Benjamín Génova tenía 17 años cuando supo que estaba embarazado. Ya sabía que era un hombre trans aunque todavía no había podido ponerlo en palabras y su situación era, en ese entonces, “terrible, trágica”. Se había ido de casa escapando de la violencia que despertaba en su papá su identidad de género, se había visto obligado a dejar el colegio, ya tenía una hija a la que no podía cuidar y vivía -en la calle o donde alguna amiga le hiciera un hueco- sin más pertenencias que lo que entraba en una mochila.
“Imaginate vos en esa situación. ¿Cómo podía pensar en tener otro hijo?”, pregunta a Infobae desde Neuquén capital, donde vive. A pesar de que no están específicamente nombradas, a historias como las de él también apunta el proyecto de despenalización y legalización del aborto que esta semana empezó a ser debatido en el Congreso. El proyecto -que aspira a convertirse en ley pronto- habla de “regular el acceso a la interrupción voluntaria del embarazo (...) de las mujeres y de personas con otras identidades de género con capacidad de gestar (...)”.
Se refiere a las masculinidades trans y también a las personas no binarias (en este caso, quienes fueron asignadas al sexo femenino al nacer pero no se consideran ni hombres ni mujeres).
Benjamín se crió en una zona rural del Alto Valle de Río Negro con sus padres y tres hermanos. “Se esperaba que yo fuera la hija mujer. Fue bastante difícil la infancia por esto de no poder contar quién era yo, porque no es algo que me pasó de adulto, siempre lo supe. Pero bueno, no podía ponerlo en palabras porque en la escuela no había nadie como yo, pensaba que estaba enfermo y lo único que había visto eran personas trans ridiculizadas en la televisión”, recuerda él, que ahora tiene 35 años y es uno de los fundadores de “Varones Trans y No Binarios de Neuquén y Río Negro”, adonde recurren adultos y también familias con niños trans.
Vivía en una chacra, era el final de la década del 80 y nadie en la escuela tenía la menor idea de lo que eran las infancias trans, por lo que las maestras dividían el mundo entre los juegos, los colores y la ropa “de nenas” y “las cosas de varones”. “Recuerdo la voz dulce de las maestras diciéndome ‘pero vos tenés que jugar con las nenas’, ‘sentate como una señorita’, y a mí me encantaba jugar a la pelota. Me lo decían con tanto amor que yo me sentía culpable. No eran malas personas, creían que estaban haciendo lo correcto, pero todo eso me hacía muy mal”.

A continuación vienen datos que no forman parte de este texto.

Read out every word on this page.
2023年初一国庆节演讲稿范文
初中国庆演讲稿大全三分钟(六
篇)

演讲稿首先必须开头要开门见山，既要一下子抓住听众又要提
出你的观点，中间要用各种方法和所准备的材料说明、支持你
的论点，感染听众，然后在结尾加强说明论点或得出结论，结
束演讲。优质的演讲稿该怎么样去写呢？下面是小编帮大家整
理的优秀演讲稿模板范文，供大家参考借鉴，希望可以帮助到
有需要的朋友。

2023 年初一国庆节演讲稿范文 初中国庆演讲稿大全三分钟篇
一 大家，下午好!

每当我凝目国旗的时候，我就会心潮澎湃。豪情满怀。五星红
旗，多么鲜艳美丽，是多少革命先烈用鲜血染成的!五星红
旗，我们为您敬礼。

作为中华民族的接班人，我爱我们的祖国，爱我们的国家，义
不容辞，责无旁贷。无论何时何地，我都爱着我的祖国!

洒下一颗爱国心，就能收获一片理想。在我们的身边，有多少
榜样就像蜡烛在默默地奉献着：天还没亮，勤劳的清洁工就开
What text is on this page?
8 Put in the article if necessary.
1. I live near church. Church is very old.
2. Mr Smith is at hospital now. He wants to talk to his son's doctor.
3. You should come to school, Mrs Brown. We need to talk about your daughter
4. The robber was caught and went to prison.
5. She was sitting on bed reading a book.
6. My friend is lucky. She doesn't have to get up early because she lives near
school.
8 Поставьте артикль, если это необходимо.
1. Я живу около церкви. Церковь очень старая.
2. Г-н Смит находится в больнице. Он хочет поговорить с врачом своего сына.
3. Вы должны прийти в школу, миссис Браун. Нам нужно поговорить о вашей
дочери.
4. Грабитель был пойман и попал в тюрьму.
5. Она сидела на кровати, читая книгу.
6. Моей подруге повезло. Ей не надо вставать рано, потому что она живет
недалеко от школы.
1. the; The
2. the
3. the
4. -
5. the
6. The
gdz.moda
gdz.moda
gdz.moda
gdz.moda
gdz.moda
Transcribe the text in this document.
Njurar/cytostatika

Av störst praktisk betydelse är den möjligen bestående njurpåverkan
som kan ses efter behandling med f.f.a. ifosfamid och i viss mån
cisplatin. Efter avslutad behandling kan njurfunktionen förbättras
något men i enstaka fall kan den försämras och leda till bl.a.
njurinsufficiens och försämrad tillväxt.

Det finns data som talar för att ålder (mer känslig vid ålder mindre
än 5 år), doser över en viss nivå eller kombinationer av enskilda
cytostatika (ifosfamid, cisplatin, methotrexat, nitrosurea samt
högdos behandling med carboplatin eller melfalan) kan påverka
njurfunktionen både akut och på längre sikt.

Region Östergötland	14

Benjamín tenía 10 años cuando arrancó “en modo rebeldía” y empezó a sentir que, pese a que en su casa podía usar la ropa de sus hermanos, para salir me tenía que disfrazar de nena”. La resistencia de su papá se agravó en la adolescencia, cuando Benjamín estaba en el epicentro de la confusión: “Tenía muchas dudas que vivía en secreto, mi closet trans. En mi cabeza suponía que si yo era un varón me tenían que gustar las nenas, entonces ¿por qué me gustaban también varones?”.
Fue la falta de información porque hoy sabe que las personas trans tienen vínculos afectivos y sexuales con personas, a secas, más allá de la identidad de género, la genitalidad o la orientación sexual.
“No lo puedo tener, no lo quiero tener”
“A los 14 años me escapé de mi casa porque sufría violencia, era una pibita de 14 años en la calle. No había cumplido ni 15 cuando tuve a mi primera hija”.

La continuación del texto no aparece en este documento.